Summary: There are several ways we Edge God Out. One of them is by the sense of Entitlement that many of us strongly feel. The antidote is to Exalt God Only through Thanksgiving.
Edging God Out through Entitlement
I have used the acronym EGO before, and some of you might remember it. Edging God Out. There are various ways we Edge God Out of our lives. We have examined some of them in my past messages here, and I would like to continue on the same theme. Today, let us examine another way of Edging God Out.
If you google the word “entitlement” you will come up with three major definitions of the word.

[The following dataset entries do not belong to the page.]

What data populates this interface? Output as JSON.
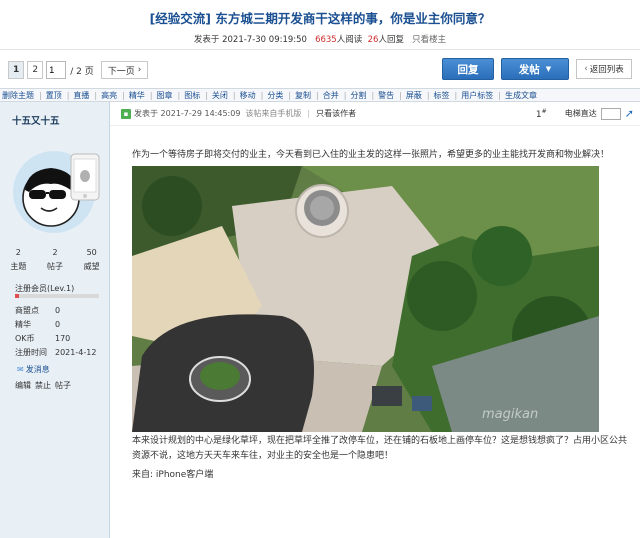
{
  "thread": {
    "category": "[经验交流]",
    "title": "东方城三期开发商干这样的事，你是业主你同意？",
    "posted_prefix": "发表于",
    "posted_time": "2021-7-30 09:19:50",
    "views": "6635",
    "views_label": "人阅读",
    "replies": "26",
    "replies_label": "人回复",
    "only_author": "只看楼主"
  },
  "pager": {
    "pages": [
      "1",
      "2"
    ],
    "current_input": "1",
    "total_text": "/ 2 页",
    "next": "下一页"
  },
  "buttons": {
    "reply": "回复",
    "post": "发帖",
    "return": "返回列表"
  },
  "toolbar": [
    "删除主题",
    "置顶",
    "直播",
    "高亮",
    "精华",
    "图章",
    "图标",
    "关闭",
    "移动",
    "分类",
    "复制",
    "合并",
    "分割",
    "警告",
    "屏蔽",
    "标签",
    "用户标签",
    "生成文章"
  ],
  "user": {
    "name": "十五又十五",
    "stats": [
      {
        "num": "2",
        "label": "主题"
      },
      {
        "num": "2",
        "label": "帖子"
      },
      {
        "num": "50",
        "label": "威望"
      }
    ],
    "level": "注册会员(Lev.1)",
    "level_progress": 0.05,
    "info": [
      {
        "k": "商盟点",
        "v": "0"
      },
      {
        "k": "精华",
        "v": "0"
      },
      {
        "k": "OK币",
        "v": "170"
      },
      {
        "k": "注册时间",
        "v": "2021-4-12"
      }
    ],
    "send_message": "发消息",
    "admin_actions": [
      "编辑",
      "禁止",
      "帖子"
    ]
  },
  "post": {
    "posted_prefix": "发表于",
    "time": "2021-7-29 14:45:09",
    "source": "该帖来自手机版",
    "only_author": "只看该作者",
    "floor_num": "1",
    "floor_suffix": "#",
    "jump_label": "电梯直达",
    "paragraph1": "作为一个等待房子即将交付的业主，今天看到已入住的业主发的这样一张照片，希望更多的业主能找开发商和物业解决！",
    "paragraph2": "本来设计规划的中心是绿化草坪，现在把草坪全推了改停车位，还在铺的石板地上画停车位？这是想钱想疯了？占用小区公共资源不说，这地方天天车来车往，对业主的安全也是一个隐患吧！",
    "from": "来自: iPhone客户端",
    "watermark": "magikan"
  }
}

• The first one says “the fact of having a right to something.” This is when we are fully aware of our rights. Sometimes we need to fight for our rights as citizens of the country. It is a good thing for us to be aware of our rights. It is also biblical. A beautiful example is that of Paul claiming his rights as a Roman citizen when he was arrested and bound in Jerusalem. In Acts 22: 25-30 , Paul exercises his citizenship rights and that probably saves his life and a lot of trouble.
• The second definition of the word says “the amount to which a person has a right”. Many of us do this instinctively. We are fully aware of how many holidays we are entitled to. Staff and faculty are aware of how many days they can avail and of what category. I recently became a senior citizen and one of the first things I did was to research and find out my entitlements as a senior citizen. How much concession do I get when I travel etc..
• The third definition of the word says “the belief that one is inherently deserving of privileges or special treatment.” This is the problematic one . This is the one that Edges God Out. Let us dig a little deeper into this.
Have you felt entitled to something ever? Do you look for what are you entitled to when you get a promotion at office? This happens even in families. Parents feel entitled to be looked after by children, Husbands feel entitled to be served by wives, Children feel entitled to be educated at the parents cost to the highest levels possible. The sense of entitlement is all around us. Isn’t it?
Bible gives us numerous stories of people who felt “entitled” Numbers 11:4-6 (NKJV) Now the mixed multitude who were among them yielded to intense craving; so the children of Israel also wept again and said: "Who will give us meat to eat? We remember the fish which we ate freely in Egypt, the cucumbers, the melons, the leeks, the onions, and the garlic; but now our whole being is dried up; there is nothing at all except this manna before our eyes!" It didn’t matter to the Israelites, (though the trouble started with the aliens among them, but the Israelites soon joined them) the Lord God had brought them out of slavery, it didn’t matter to them that the Lord parted the Red sea in front of them and allowed them to cross over on dry land. It didn’t matter to them that the Lord struck down the entire army of the Pharaoh who were chasing them. It didn’t matter to them that the Lord was continuously protecting them from alien nations around them. It didn’t matter to them that they were mere slaves when they were in Egypt. It didn’t matter to them that the Lord provided food from heavens for them in the wilderness. All that mattered to them was the fact that they felt “entitled” to eat fish and meat regularly, as they were doing while they were in Egypt. They felt it is a responsibility of the Lord to provide for them their entitlement, (it was the Lord who brought them out of Egypt, and so it is His responsibility). They had the option of choosing to be Thankful to the Lord for all that He has done to them, but they chose the sense of “entitlement” to and grumbled against the Lord.
Jesus tells us a parable that illustrates our “entitlement” syndrome. This is in the parable of the vineyard workers described in Matthew 20:1-15 (NKJV) The laborers who came in first, came in with the explicit understanding that they will be paid a denarius for a day’s work. And they sure were paid exactly what they were promised, or what was agreed. But the moment they saw that some others who put in lesser hours also got the same compensation that they got, they were disappointed. Their discontentment did not arise out of any injustice done to them, but out of the grace extended to someone else. Their feeling was “I am entitled to more since I put in more hours” . It is not enough if I get what I deserve, or what I have been promised, “My entitlement is more when compared to others” is the theme here.